Back to Page Authors: Katharine Urmy

Keywords: burnout, compassion fatigue, incivility, figurative language

Abstract: This authoethnographical phenomenological participatory study examines the experience of compassion fatigue by the researcher and how this experience affects her life and work and ultimately her decision to leave or stay in the profession of teaching. This study is grounded in critical theory insofar that it seeks to confront the social, historical, and ideological forces that contribute to compassion fatigue as experience by the researcher. A large part of the study relies on “collaborative witnessing, a form of relational autoethnography that works to evocatively tell the experiences of others in shared storytelling and conversation” (Rawicki & Ellis, 2011). Through an autoethnographic lens, the researcher uses personal experience to examine and critique a larger cultural experience amongst teachers by purposefully commenting on/critiquing school culture in order to make contributions to existing research. This is done by taking an authentic inventory of personal experience and embracing vulnerability purposefully in hopes of creating a relationship between the researcher’s own experience and that of others (Jones, Adams & Ellis, 2013).

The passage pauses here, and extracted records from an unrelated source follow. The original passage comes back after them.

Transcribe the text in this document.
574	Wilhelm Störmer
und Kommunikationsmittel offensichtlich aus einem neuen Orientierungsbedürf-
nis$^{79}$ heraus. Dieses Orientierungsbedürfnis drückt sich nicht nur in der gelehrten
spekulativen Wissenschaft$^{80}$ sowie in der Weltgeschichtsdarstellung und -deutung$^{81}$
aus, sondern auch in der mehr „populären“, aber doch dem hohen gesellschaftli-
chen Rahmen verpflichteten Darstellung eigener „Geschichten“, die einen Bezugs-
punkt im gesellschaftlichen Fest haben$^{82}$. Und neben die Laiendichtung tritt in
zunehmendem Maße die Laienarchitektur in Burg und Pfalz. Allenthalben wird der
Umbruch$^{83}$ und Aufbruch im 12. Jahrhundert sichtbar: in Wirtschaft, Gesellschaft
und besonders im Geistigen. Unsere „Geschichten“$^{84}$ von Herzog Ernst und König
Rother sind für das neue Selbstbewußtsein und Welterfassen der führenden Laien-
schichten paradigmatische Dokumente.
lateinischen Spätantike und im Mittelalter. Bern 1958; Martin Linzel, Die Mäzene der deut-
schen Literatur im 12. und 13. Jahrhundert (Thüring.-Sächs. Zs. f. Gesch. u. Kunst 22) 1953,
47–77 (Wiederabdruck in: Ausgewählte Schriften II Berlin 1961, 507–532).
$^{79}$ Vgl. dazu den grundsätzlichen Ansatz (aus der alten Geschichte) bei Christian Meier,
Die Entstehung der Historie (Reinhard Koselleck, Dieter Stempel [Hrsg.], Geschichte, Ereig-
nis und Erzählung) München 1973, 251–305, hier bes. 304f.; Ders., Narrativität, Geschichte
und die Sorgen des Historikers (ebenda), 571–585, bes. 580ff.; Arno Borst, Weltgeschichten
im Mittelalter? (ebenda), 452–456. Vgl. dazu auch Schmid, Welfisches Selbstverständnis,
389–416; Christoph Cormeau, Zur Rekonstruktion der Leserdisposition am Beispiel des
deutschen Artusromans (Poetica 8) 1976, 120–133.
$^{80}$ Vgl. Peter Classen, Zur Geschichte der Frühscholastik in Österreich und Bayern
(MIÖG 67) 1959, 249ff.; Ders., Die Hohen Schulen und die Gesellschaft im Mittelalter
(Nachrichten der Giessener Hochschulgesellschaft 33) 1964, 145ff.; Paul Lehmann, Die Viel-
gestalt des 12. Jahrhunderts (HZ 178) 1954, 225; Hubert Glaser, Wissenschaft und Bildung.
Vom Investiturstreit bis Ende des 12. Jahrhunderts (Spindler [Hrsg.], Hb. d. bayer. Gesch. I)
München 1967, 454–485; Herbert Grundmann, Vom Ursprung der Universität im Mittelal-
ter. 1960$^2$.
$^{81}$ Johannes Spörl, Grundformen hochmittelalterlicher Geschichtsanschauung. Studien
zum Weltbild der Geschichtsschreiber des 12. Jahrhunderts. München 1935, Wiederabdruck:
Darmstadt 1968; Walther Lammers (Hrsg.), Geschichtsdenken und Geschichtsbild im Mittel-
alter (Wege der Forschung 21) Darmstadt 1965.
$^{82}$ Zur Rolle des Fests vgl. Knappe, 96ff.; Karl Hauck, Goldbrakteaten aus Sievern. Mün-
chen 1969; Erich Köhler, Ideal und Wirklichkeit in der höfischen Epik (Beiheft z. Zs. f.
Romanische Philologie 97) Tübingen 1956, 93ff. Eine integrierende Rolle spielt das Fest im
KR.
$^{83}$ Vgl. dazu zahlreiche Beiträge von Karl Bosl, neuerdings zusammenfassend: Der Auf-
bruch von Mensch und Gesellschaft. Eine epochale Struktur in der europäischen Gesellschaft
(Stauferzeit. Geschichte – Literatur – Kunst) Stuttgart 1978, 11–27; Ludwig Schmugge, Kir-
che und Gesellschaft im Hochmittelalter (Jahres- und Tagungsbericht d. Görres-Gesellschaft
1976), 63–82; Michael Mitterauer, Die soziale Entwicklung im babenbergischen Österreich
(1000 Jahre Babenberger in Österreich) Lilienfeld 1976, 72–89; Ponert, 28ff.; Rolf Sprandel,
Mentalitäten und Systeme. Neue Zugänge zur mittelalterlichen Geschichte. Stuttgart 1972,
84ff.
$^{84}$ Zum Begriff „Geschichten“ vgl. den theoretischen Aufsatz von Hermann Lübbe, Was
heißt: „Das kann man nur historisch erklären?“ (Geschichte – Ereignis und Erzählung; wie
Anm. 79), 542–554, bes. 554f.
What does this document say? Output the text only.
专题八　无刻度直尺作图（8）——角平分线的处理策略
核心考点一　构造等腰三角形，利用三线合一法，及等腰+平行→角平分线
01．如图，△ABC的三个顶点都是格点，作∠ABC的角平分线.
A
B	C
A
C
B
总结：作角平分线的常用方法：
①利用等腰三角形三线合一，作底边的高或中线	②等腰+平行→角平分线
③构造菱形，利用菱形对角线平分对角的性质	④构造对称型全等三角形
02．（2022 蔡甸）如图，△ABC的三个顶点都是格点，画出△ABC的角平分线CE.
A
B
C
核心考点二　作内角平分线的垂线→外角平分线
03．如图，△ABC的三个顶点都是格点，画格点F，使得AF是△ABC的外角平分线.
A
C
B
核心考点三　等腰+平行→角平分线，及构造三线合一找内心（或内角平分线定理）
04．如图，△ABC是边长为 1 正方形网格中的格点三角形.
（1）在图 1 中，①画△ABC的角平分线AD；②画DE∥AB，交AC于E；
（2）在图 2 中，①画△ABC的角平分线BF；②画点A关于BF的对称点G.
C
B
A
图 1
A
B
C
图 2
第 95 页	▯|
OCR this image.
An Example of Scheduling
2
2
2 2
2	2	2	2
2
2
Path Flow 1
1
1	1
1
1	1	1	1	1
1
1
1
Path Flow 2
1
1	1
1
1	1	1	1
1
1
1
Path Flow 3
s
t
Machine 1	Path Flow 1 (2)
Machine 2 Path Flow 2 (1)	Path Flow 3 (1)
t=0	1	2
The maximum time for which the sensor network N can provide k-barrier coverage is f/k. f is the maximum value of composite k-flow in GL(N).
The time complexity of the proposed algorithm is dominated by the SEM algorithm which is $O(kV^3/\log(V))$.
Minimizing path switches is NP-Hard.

Illuminating the voices of those doing the actual work of teaching students, teachers themselves, this critical participatory research is intended to emancipate those suffering from compassion fatigue if only by giving them a turn at the proverbial microphone to stand as witnesses and echo their voices down the long halls of policy makers, oftentimes so far removed from the field, to affect future policy change regarding the proper care of teachers in the field. (Greenhalgh & Russell, 2006; Martín-Baró, 1994; Nelson, 2013).